In my opinion, a 7-percent benefit is not a sufficient inducement to persuade employers to initiate training programs. However, perhaps the psychology of specific emphasis given by the credit device to training programs may stimulate the programs.

A point which I think requires emphasis is that tax returns and tax information are for the most part held inviolate by the Treasury Department. I believe that the possibility of publicity or open information as to training programs and training methods may discourage even large employers from seeking the benefit of a tax credit if it is necessary to apply for formal approval to the Secretary of Labor.

I believe that most experts in the field of manpower and education, and certainly all the employers with whom I am familiar, would agree with Dr. Miernyk, the previous witness, that broad institutional education should be completed before on-the-job training is commenced.

Yet the very young, particularly those from low-income families, face a dilemma when they are confronted with the choice between a lowpaying, dead end job and finding the financing of some form of technical or vocational training. Therefore, should not an individual who takes a job in order to provide himself with a financial basis, either for further education or for technical or vocational training at night or on weekends, be given an incentive or a tax benefit at least roughly comparable to that which the person who is on a job receives if the additional training he is paying for is required as a prerequisite for his retaining the job?

For example, as you undoubtedly are aware, the schoolteacher, whose board of education requires the continuance of education as a condition of maintenance of employment, receives a tax deduction for this expenditure, but the schoolteacher who wishes to change from being a teacher of English to a teacher of language would not be permitted a deduction.

Therefore, I believe that the Senate bills introduced to encourage on-the-job training should be welcomed by employers, employees and students and by those of us who are concerned with the problem of improving American skills as an indication of a hearty interest on the part of the Congress in encouraging training programs. The emphasis which I have given to certain problems is not intended in any way to detract from the attractiveness of the idea of incentives. I do believe that the proposal contained in the Javits and Prouty bills merits serious study both in this committee and in the Committee on Finance.

My only purpose in raising questions is to indicate:

First, that I believe that the history will show that the financial benefit to be achieved as a result of a 7-percent tax credit is probably insufficient to induce employers to initiate a training program while it will give unexpected windfalls to employers who already have training programs.
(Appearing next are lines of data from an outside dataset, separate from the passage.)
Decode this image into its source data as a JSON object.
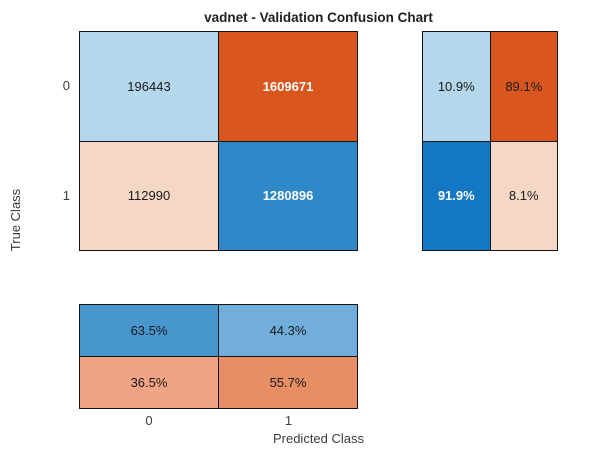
{
  "title": "vadnet - Validation Confusion Chart",
  "axis": {
    "y_label": "True Class",
    "x_label": "Predicted Class",
    "y_ticks": [
      "0",
      "1"
    ],
    "x_ticks": [
      "0",
      "1"
    ]
  },
  "colors": {
    "background": "#ffffff",
    "grid_border": "#141414",
    "dark_text": "#1a1a1a",
    "white_text": "#ffffff",
    "axis_text": "#3d3d3d"
  },
  "panels": {
    "main": {
      "cells": [
        {
          "value": "196443",
          "bg": "#b5d7eb",
          "fg": "#1a1a1a",
          "weight": "normal"
        },
        {
          "value": "1609671",
          "bg": "#d9571e",
          "fg": "#ffffff",
          "weight": "bold"
        },
        {
          "value": "112990",
          "bg": "#f5d7c6",
          "fg": "#1a1a1a",
          "weight": "normal"
        },
        {
          "value": "1280896",
          "bg": "#2e87c6",
          "fg": "#ffffff",
          "weight": "bold"
        }
      ]
    },
    "row_summary": {
      "cells": [
        {
          "value": "10.9%",
          "bg": "#b5d7eb",
          "fg": "#1a1a1a",
          "weight": "normal"
        },
        {
          "value": "89.1%",
          "bg": "#d9571e",
          "fg": "#1a1a1a",
          "weight": "normal"
        },
        {
          "value": "91.9%",
          "bg": "#1377c4",
          "fg": "#ffffff",
          "weight": "bold"
        },
        {
          "value": "8.1%",
          "bg": "#f5d7c6",
          "fg": "#1a1a1a",
          "weight": "normal"
        }
      ]
    },
    "col_summary": {
      "cells": [
        {
          "value": "63.5%",
          "bg": "#4896ce",
          "fg": "#1a1a1a",
          "weight": "normal"
        },
        {
          "value": "44.3%",
          "bg": "#72aedb",
          "fg": "#1a1a1a",
          "weight": "normal"
        },
        {
          "value": "36.5%",
          "bg": "#f0a385",
          "fg": "#1a1a1a",
          "weight": "normal"
        },
        {
          "value": "55.7%",
          "bg": "#e88e65",
          "fg": "#1a1a1a",
          "weight": "normal"
        }
      ]
    }
  },
  "chart_data": {
    "type": "heatmap",
    "title": "vadnet - Validation Confusion Chart",
    "xlabel": "Predicted Class",
    "ylabel": "True Class",
    "classes": [
      "0",
      "1"
    ],
    "matrix_counts": [
      [
        196443,
        1609671
      ],
      [
        112990,
        1280896
      ]
    ],
    "row_summary_pct": [
      [
        10.9,
        89.1
      ],
      [
        91.9,
        8.1
      ]
    ],
    "column_summary_pct": [
      [
        63.5,
        44.3
      ],
      [
        36.5,
        55.7
      ]
    ],
    "layout": {
      "row_summary_position": "right",
      "column_summary_position": "bottom",
      "grid": "on"
    }
  }
}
Secondly, I believe that it would be far to the advantage of general training and the national defense if, instead of having a broad definition with control in the Secretary of Labor, for the goals of the committee to be written specifically into a tax incentive bill so that the training program costs, techniques, and methods could be administered entirely by the Treasury Department with perhaps the cooperation of the Department of Labor.
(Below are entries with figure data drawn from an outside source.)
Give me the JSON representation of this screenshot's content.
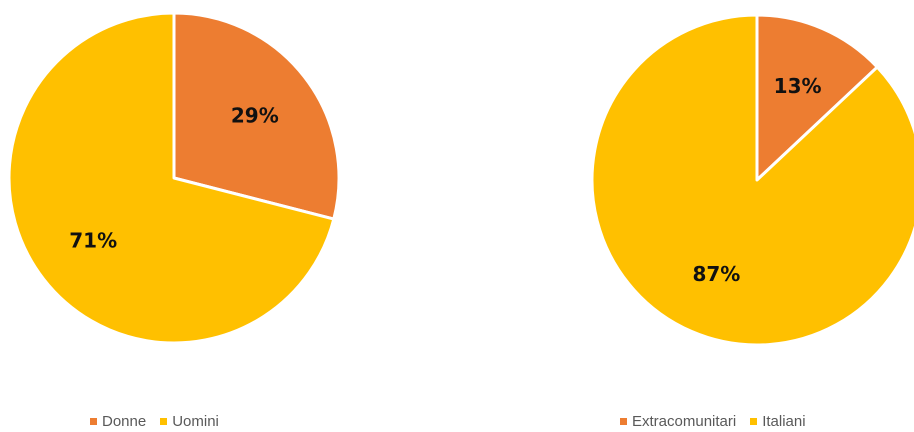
{
  "colors": {
    "first": "#ED7D31",
    "second": "#FFC000"
  },
  "chart_data": [
    {
      "type": "pie",
      "title": "",
      "categories": [
        "Donne",
        "Uomini"
      ],
      "values": [
        29,
        71
      ],
      "labels": [
        "29%",
        "71%"
      ],
      "legend": "bottom"
    },
    {
      "type": "pie",
      "title": "",
      "categories": [
        "Extracomunitari",
        "Italiani"
      ],
      "values": [
        13,
        87
      ],
      "labels": [
        "13%",
        "87%"
      ],
      "legend": "bottom"
    }
  ]
}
Senator PELL (presiding pro tempore). Senator Javits?

Senator JAVITs. I just wanted to thank Mr. Lidstone, especially as he is appearing here in the place of Mr. Kheel, who is a very prominent New Yorker, and representing the American Foundation on Automation and Employment, as well as his own views. That foundation, I would like the record to show, was founded in a most enterprising way by Al Hayes, formerly president of the International Association of Machinists, and by the late John Snyder, who was the president of U.S. Industries and testified before us in a most important way on the future problems of manpower in American business.

I welcome Mr. Lidstone's testimony, which I am sure will be very helpful to us in our deliberations.